No século 17, Jan Steen (1626-1679) e outros pintores holandeses, como Gabriel Metsu e Samuel van Hoogstraten, documentaram uma curiosa epidemia de “mal de amor” nos Países Baixos.
E não foram os únicos.
Nessa e em outras épocas, também escritores, poetas e dramaturgos se debruçaram — mais até do que médicos — sobre a doença. O motivo talvez esteja no perfil das vítimas: eram em sua maioria meninas adolescentes ou jovens apáticas.
O médico alemão Johannes Lange llamó classificou o problema, em 1554, como Morbo virgineo ou “doença das virgens”.
Os sintomas eram variados e muitas vezes vagos: aparência “pálida, como se estivessem sem sangue”, aversão à comida (carne em particular), dificuldade para respirar, palpitações, mudanças de humor, fadiga, apatia e tornozelos inchados.
O remédio, para Lange, era “viver com homens e copular. Ao engravidar, se recuperarão”.
Palidez verde
A doença recebeu outros nomes, como febris amatoria ou “febre amorosa”, até que Jean Varandal, professor de Medicina em Montpellier, cunhou o termo “clorose” em 1619.
O que fez foi escolher uma palavra para designar uma doença mencionada em tratados hipocráticos dos séculos 4° e 5° a.C.
Clorose, da antiga palavra grega cloros, significa “amarelo esverdeado” ou “verde pálido”, que é, segundo relatos, a aparência da pele das jovens adoentadas — embora isso seja discutível, segundo especialistas modernos.
“Possivelmente muitos viram um verdor porque achavam que deveriam vê-lo”, avalia Irvine Loudon, da Universidade de Oxford, em artigo publicado no British Medical Journal.
O especialista acrescentou no artigo que o apelido de “doença verde” talvez se devesse ao fato de que as mulheres eram metaforicamente verdes, ou seja, sem experiência ou maturidade.

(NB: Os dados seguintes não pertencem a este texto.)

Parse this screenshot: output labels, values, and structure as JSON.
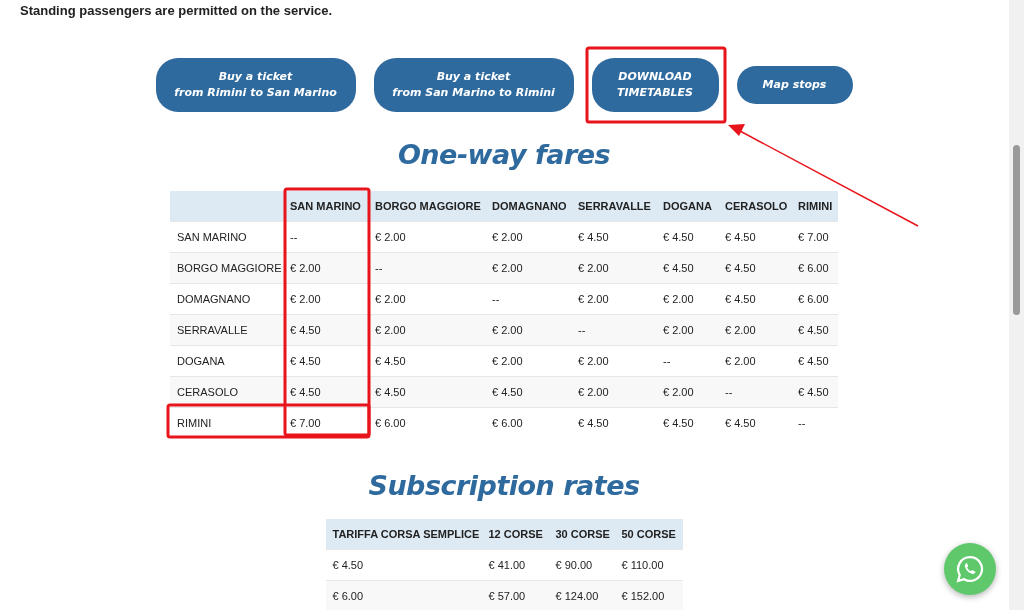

O que se sabe é que o mal foi classificado como uma doença nervosa, e, para além de nomenclaturas, com o passar dos séculos foi agregando sintomas — em particular a ausência de menstruação (amenorreia) — e tratamentos, como sangria terapêutica, hidroterapia e ferroterapia.
Mas os remédios mais recomendados eram os indicavam comportamentos “adequados para uma mulher”: o sexo dentro do matrimônio e a concepção.
E a educação era altamente contraindicada para as mulheres doentes.
Enigma
A clorose é um enigma na história da medicina.
Crescia e diminuía sem uma explicação clara, e chamou a atenção em particular no início do século 19.
Para se ter uma ideia, nos registros históricos da Enfermaria de Finsbury, em Londres, entre 20 de março e 20 de abril de 1800, o transtorno “clorose e amenorreia” era o segundo mais citado, depois de “problemas pulmonares sem febre”.
Na década de 1890, 16% das internações no Hospital São Bartolomeu, em Londres, eram por essa causa.
Depois, sem que haja uma explicação clara, os registros da doença começaram a decair. No início do século 20, esses registros desapareceram, deixando perguntas: seria porque os sintomas foram atribuídos a um diagnóstico diferente? Ou porque o tratamento ficou mais eficiente ao focar a dieta das pacientes, em vez da sua virgindiade? Ou por algum motivo o mal deixou de ser diagnosticado?
Há várias hipóteses que tentam explicar esse desaparecimento, geralmente mencionando melhoras na alimentação e nas condições de vida da população.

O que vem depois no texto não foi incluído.